What is it that these scientists see that we don't? Arrhenius. Clausius. Clapeyron. Van't Hoff. What is that you all see that we don't? The schemata of life? The fundamental order that living organisms abide by?
These apparently simple equations are, essentially, elegant summaries of the laws governing physical world. To him, it felt simply... magical? Discomforting? Disorientating? Even musical? The equations each has a hypnotic quality to them when they're read aloud.
He wished he could talk to this cadre of human beings. To figure out what makes them tick even as they figure out what makes the natural world works. Would they share philosophical observations? Or would they merely be nerds-scientists?
Is this why Einstein wanted to come up with a grand unification theory? Because he recognised this eerie order beneath the facade of entropy?
Too many questions, he thought, and no easy answers. He wished that life can be flattened into 2-d problem sums on paper - even though he knew that the wish was fruitless even as he wished. He felt that life would be far simpler and more elegant if every situation, event and person can be summarised into neat sets of mathematical formulae.
But he wouldn't really want what he wished for to come true. Not yet, not now, not here anyway.

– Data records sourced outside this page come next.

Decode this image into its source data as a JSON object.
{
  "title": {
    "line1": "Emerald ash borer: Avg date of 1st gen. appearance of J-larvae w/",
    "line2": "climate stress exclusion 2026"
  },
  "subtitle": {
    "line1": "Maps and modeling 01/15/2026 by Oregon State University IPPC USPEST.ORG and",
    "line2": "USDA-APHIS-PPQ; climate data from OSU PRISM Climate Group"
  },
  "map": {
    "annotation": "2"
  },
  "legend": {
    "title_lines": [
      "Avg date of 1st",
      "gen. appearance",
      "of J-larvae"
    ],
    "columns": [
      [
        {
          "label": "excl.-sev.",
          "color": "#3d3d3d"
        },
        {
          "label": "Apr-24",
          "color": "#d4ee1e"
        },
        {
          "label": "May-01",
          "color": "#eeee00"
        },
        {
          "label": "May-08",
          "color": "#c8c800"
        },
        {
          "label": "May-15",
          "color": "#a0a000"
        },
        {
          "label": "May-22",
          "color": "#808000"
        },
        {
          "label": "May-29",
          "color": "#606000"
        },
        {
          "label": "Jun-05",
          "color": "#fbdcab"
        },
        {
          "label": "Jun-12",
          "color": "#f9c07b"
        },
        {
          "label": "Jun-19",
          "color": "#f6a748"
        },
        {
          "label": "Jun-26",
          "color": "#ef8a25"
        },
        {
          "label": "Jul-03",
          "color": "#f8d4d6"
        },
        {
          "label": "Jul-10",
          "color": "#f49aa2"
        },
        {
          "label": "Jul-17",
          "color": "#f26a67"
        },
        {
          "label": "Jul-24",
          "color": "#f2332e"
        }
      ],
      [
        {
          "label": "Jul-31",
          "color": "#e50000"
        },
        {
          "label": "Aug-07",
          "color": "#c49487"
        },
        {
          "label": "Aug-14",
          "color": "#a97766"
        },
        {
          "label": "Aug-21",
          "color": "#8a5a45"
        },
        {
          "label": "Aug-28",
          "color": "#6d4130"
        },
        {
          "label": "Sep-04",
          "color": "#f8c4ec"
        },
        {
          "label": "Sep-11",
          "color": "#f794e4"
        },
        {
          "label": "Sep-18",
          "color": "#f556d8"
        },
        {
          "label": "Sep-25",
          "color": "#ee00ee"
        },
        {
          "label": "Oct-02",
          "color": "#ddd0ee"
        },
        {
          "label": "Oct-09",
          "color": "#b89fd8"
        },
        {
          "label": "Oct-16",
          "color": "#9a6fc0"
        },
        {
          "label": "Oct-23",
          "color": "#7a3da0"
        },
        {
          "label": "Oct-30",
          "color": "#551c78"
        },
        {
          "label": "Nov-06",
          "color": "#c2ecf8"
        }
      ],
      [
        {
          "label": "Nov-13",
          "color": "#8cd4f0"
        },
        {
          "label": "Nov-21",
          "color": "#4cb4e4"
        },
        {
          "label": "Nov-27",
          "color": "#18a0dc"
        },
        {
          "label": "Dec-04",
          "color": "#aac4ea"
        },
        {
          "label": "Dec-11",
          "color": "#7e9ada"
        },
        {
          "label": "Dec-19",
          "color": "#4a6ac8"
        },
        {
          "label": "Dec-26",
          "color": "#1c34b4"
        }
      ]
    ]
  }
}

There is too much to life - too much joy and sorrow in equal measures. Reductionism into generic equations will erase the million shades of meanings that cannot be conveyed. The bittersweet feeling after exams, the hollow happiness of victory. The plaintive felicity and self-indulgent melancholy. These myraid shades, they elude easy definition. And, this is why life is unpredictably vibrant.
Still, whatever equations we have now, however they reduces the complexity of life into sum/differences/product/quotient of organic factors, they are elegant, aren't they?